À chaque finale, ces souvenirs et ces moments légers. Une fois la tension retombée, Zach Mercer et Pierre-Henry Broncan ont échangé de larges sourires en après-match. L’Anglais avoue alors qu’il aurait pu rejoindre le CO à l’intersaison mais que le manager castrais n’en a pas voulu. "Too lazy, man !” ("Trop feignant, mec !" en français) a rétorqué le coach déçu. En regardant la performance XXL du numéro 8 montpelliérain, Pierre-Henry Broncan a certainement regretté de ne pas avoir signé Mercer…

" C’est le premier grand titre dans notre vie de jeune club. On n’a que 36 ans alors que les autres ont un siècle."

Mohed Altrad n’a pu s’empêcher de jouer la comparaison entre “son” MHR et les clubs historiques du championnat. À l’approche de la quarantaine, Montpellier a coché une case qui devait encore lui échapper avant la finale. Castres favori, le MHR sans ses cadres Reinach ou Willemse, le contexte et les tendances menaient vers un léger avantage castrais. Pourtant, les Cistes ont joué la finale parfaite et ont vengé les deux groupes de 2011 et 2018, vaincus aux portes du sacre.

Mohed Altrad - Montpellier

Mohed Altrad - MontpellierIcon Sport

" Bon, après, je suis désolé pour lui car c’est la dernière finale qu’il va jouer, vu qu’il part à Toulon."

Un brin taquin, Paolo Garbisi n’a pas perdu son verbe latin. L’Italien s’excuse pour Benoît Paillaugue, futur toulonnais, dont il pronostique qu’il ne verra plus de finale de Top 14. Révélation de cette saison à l’ouverture, Paolo Garbisi s’est sans doute précipité et nul doute que les supporters varois retiendront cette déclaration lors du prochain déplacement des Cistes à Mayol.

" C’est quoi la pression ? La pression c’est une chance.
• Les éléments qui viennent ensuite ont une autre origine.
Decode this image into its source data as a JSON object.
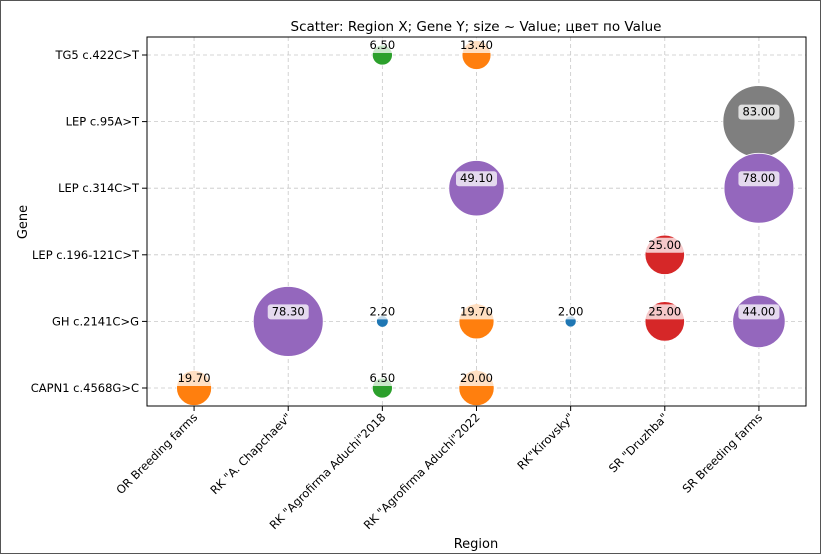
{
  "chart_data": {
    "type": "scatter",
    "title": "Scatter: Region X; Gene Y; size ~ Value; цвет по Value",
    "xlabel": "Region",
    "ylabel": "Gene",
    "x_categories": [
      "OR Breeding farms",
      "RK \"A. Chapchaev\"",
      "RK \"Agrofirma Aduchi\"2018",
      "RK \"Agrofirma Aduchi\"2022",
      "RK\"Kirovsky\"",
      "SR \"Druzhba\"",
      "SR Breeding farms"
    ],
    "y_categories": [
      "CAPN1 c.4568G>C",
      "GH c.2141C>G",
      "LEP c.196-121C>T",
      "LEP c.314C>T",
      "LEP c.95A>T",
      "TG5 c.422C>T"
    ],
    "grid": true,
    "points": [
      {
        "region": "OR Breeding farms",
        "gene": "CAPN1 c.4568G>C",
        "value": 19.7,
        "label": "19.70",
        "color": "#ff7f0e"
      },
      {
        "region": "RK \"A. Chapchaev\"",
        "gene": "GH c.2141C>G",
        "value": 78.3,
        "label": "78.30",
        "color": "#9467bd"
      },
      {
        "region": "RK \"Agrofirma Aduchi\"2018",
        "gene": "TG5 c.422C>T",
        "value": 6.5,
        "label": "6.50",
        "color": "#2ca02c"
      },
      {
        "region": "RK \"Agrofirma Aduchi\"2018",
        "gene": "GH c.2141C>G",
        "value": 2.2,
        "label": "2.20",
        "color": "#1f77b4"
      },
      {
        "region": "RK \"Agrofirma Aduchi\"2018",
        "gene": "CAPN1 c.4568G>C",
        "value": 6.5,
        "label": "6.50",
        "color": "#2ca02c"
      },
      {
        "region": "RK \"Agrofirma Aduchi\"2022",
        "gene": "TG5 c.422C>T",
        "value": 13.4,
        "label": "13.40",
        "color": "#ff7f0e"
      },
      {
        "region": "RK \"Agrofirma Aduchi\"2022",
        "gene": "LEP c.314C>T",
        "value": 49.1,
        "label": "49.10",
        "color": "#9467bd"
      },
      {
        "region": "RK \"Agrofirma Aduchi\"2022",
        "gene": "GH c.2141C>G",
        "value": 19.7,
        "label": "19.70",
        "color": "#ff7f0e"
      },
      {
        "region": "RK \"Agrofirma Aduchi\"2022",
        "gene": "CAPN1 c.4568G>C",
        "value": 20.0,
        "label": "20.00",
        "color": "#ff7f0e"
      },
      {
        "region": "RK\"Kirovsky\"",
        "gene": "GH c.2141C>G",
        "value": 2.0,
        "label": "2.00",
        "color": "#1f77b4"
      },
      {
        "region": "SR \"Druzhba\"",
        "gene": "LEP c.196-121C>T",
        "value": 25.0,
        "label": "25.00",
        "color": "#d62728"
      },
      {
        "region": "SR \"Druzhba\"",
        "gene": "GH c.2141C>G",
        "value": 25.0,
        "label": "25.00",
        "color": "#d62728"
      },
      {
        "region": "SR Breeding farms",
        "gene": "LEP c.95A>T",
        "value": 83.0,
        "label": "83.00",
        "color": "#7f7f7f"
      },
      {
        "region": "SR Breeding farms",
        "gene": "LEP c.314C>T",
        "value": 78.0,
        "label": "78.00",
        "color": "#9467bd"
      },
      {
        "region": "SR Breeding farms",
        "gene": "GH c.2141C>G",
        "value": 44.0,
        "label": "44.00",
        "color": "#9467bd"
      }
    ]
  }
}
On l’a peut-être oublié."

La légende castraise Rodrigo Capo Ortega rappelle les fondamentaux. Montpellier et Castres avaient une pression maximale, celle de marquer l’histoire du championnat par un titre. Le CO avançait avec une certaine sérénité vers Saint-Denis. Pourtant, les Castrais étaient favoris pour la première fois sur leurs quatre dernières finales. Les coéquipiers de Mathieu Babillot ont-ils oublié cette pression positive ?

" Ils se saignent pour nous, on leur doit une belle communion."

Une fois encore, le CO a pu compter sur son indéfectible public, venu en nombre au Stade de France. Malgré la déception d’une finale perdue, le club a tenu à organiser une journée de célébrations au lendemain du revers montpelliérain. Une manière de récompenser ces supporters “qui se saignent” pour le CO depuis tant d’années, expliquait Pierre-Henry-Broncan.

“Il faut vite digérer cette défaite. On le doit à notre public qui est digne d’un club de foot argentin. Nous, on avait une escorte de motards pour faire 30 kilomètres. Eux, ils sont partis de Castres à l’aube pour arriver et entrer dans le stade après quatre heures de bouchons, et ils vont repartir dans la nuit pour nous accueillir demain à Castres.” prolongeait le manager castrais.